A published report by the Code Division Multiple Access (CDMA) Development Group (CDG) says that CDMA2000 has a 99 per cent market share in the global 3G market.
The firm’s findings were based on operators’ subscriber numbers for the second quarter from March 2002 to June ’02. Of the 127 million CDMA subscribers, the CDG listed 15 million 3G system users.
In North America, the CDMA2000 1XRTT is by far the wireless network of choice over its rival, the universal mobile telecommunications system (UMTS). The GSM – or GPRS – system is more commonly deployed in Europe. In Canada, both Telus Mobility and Bell Mobility have opted to build 1XRTT while Rogers AT&T went with GPRS.
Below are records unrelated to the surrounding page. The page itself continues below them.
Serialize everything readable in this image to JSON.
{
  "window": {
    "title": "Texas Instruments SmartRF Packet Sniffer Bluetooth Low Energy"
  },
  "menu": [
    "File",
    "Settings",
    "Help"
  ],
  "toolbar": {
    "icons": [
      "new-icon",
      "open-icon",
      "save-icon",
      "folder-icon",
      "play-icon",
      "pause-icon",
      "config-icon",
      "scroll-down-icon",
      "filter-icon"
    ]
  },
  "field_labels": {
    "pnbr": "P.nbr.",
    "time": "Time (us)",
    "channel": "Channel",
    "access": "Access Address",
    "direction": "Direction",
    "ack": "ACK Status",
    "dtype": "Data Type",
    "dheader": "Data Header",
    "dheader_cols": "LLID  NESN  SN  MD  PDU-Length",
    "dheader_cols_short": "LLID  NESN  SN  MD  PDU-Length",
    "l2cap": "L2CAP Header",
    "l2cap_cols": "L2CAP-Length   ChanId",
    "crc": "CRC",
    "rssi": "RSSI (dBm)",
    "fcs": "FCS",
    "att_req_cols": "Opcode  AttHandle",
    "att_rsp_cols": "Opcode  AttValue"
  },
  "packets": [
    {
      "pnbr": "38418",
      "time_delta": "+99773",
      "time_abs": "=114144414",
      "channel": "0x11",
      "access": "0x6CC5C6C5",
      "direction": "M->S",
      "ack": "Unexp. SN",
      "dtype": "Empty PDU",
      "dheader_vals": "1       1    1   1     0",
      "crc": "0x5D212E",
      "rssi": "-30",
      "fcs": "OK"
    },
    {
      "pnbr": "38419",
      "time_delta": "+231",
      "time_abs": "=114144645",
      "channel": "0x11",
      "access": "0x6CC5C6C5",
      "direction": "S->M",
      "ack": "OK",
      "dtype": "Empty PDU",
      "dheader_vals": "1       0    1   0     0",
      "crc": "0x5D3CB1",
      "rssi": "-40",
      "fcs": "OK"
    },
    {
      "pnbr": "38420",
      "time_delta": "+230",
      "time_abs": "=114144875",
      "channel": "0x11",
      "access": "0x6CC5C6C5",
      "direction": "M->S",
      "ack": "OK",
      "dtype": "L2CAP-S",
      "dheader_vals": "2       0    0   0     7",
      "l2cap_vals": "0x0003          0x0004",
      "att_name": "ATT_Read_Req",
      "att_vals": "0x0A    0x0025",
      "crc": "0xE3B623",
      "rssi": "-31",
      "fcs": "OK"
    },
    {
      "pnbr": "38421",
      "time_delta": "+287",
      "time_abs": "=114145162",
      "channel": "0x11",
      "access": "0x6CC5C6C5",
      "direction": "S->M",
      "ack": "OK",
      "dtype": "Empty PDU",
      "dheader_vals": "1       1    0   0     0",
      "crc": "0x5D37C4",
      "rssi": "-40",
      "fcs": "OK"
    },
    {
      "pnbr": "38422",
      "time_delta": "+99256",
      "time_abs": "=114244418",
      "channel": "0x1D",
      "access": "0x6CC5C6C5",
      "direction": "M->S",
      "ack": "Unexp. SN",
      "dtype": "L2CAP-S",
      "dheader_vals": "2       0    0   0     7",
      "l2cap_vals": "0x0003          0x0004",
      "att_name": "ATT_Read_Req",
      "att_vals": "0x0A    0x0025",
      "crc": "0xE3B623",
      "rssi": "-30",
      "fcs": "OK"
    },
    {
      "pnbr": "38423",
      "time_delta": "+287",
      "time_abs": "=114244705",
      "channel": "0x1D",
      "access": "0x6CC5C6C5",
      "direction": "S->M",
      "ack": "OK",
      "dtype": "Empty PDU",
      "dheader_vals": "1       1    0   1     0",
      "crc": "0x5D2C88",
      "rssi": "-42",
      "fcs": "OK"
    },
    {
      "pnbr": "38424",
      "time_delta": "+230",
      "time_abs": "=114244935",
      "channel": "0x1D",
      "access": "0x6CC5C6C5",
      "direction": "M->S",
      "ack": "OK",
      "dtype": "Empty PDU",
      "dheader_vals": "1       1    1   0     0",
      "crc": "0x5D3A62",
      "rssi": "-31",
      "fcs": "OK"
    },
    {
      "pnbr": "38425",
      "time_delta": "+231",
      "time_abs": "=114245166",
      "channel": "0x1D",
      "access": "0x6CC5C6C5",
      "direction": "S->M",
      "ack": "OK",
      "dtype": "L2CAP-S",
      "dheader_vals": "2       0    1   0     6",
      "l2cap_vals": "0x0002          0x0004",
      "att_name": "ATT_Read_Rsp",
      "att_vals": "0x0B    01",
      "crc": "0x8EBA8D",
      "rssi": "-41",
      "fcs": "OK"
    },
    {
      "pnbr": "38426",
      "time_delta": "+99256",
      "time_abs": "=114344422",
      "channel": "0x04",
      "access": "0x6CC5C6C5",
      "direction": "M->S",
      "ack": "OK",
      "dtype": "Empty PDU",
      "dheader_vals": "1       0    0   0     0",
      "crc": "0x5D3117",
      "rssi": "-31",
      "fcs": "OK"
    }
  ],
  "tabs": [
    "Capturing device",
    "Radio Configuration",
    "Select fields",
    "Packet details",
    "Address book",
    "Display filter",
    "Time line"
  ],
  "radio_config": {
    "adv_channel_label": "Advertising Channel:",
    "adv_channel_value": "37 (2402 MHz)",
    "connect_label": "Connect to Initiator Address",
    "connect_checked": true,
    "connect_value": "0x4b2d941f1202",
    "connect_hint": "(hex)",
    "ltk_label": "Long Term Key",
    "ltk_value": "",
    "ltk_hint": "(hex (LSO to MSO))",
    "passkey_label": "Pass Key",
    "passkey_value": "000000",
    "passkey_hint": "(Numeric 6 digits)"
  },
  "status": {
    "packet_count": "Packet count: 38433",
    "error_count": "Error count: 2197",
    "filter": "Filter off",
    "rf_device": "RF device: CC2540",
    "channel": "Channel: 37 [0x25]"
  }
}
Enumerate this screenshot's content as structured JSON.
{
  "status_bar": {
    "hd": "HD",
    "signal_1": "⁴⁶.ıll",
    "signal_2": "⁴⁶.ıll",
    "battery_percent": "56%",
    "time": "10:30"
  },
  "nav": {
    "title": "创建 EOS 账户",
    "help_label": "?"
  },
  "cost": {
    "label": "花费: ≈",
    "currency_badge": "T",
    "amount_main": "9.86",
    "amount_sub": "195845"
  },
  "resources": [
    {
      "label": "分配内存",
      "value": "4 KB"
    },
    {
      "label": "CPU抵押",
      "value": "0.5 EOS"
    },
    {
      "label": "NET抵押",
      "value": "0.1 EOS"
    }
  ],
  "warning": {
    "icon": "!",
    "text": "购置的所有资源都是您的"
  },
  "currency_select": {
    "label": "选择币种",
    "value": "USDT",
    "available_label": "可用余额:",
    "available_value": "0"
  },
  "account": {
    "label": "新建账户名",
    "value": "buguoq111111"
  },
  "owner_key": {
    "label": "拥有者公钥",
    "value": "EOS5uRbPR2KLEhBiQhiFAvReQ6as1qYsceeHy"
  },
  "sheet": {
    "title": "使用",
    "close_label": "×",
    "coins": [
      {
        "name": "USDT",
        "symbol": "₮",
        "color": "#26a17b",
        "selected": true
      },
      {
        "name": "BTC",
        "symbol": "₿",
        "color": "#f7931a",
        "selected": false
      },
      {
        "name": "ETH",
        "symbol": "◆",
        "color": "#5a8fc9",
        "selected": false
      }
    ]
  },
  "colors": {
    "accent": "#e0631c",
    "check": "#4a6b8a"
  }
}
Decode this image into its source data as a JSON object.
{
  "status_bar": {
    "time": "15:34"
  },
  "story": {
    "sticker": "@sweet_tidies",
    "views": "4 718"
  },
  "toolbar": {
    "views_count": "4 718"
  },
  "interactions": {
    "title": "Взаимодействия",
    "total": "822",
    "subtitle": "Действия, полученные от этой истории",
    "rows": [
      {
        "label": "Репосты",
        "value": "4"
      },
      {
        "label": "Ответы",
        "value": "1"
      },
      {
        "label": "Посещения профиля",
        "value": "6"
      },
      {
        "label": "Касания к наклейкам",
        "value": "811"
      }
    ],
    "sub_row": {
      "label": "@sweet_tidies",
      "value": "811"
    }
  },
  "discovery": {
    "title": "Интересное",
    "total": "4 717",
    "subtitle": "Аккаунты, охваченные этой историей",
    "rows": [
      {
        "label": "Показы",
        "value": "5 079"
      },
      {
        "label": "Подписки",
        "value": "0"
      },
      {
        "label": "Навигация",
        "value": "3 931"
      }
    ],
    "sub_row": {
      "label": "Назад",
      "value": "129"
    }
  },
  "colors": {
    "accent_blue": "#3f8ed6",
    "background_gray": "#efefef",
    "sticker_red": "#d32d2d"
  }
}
But where some confusion lies is that in the U.S., UMTS is called 3G, while in Canada it is 2.5G. Both Telus and Bell would acknowledge that while hyped at 144Kbps, the realistic throughput offered for 2.5G is usually between 40 and 60Kbps. No carrier in Canada has successfully hit the magical 3G requirement of 2Mbps.
What the numbers do clearly indicate is that in both North America and Asia Pacific, 1XRTT clearly rules with 43.7 per cent using 1X in North America and 35.6 per cent in Asia. Yet, in Europe, the Middle East and Africa combined, only 1.7 per cent were on the 1X system, which can be directly attributed to the fact that GSM is dominant in Europe.
One analyst suggested that only 13 per cent of networks around the world use the CDMA system versus UTMS based networks, which account for 70 per cent.
“Their (CDG’s) claim of 99 per cent of the market is not meaningful at this point in time but it does suggest that they are very cognizant of the need to differentiate what CDMA offers (from) UTMS,” said Brownlee Thomas, research director at Giga Information Group in Montreal.
That need to contrast may come into play for both Latin America and Africa, as both countries both partially use a Time Division Multiple Access (TDMA) network. According to the report, 19 per cent of Latin America and the Caribbean combined use the 1X.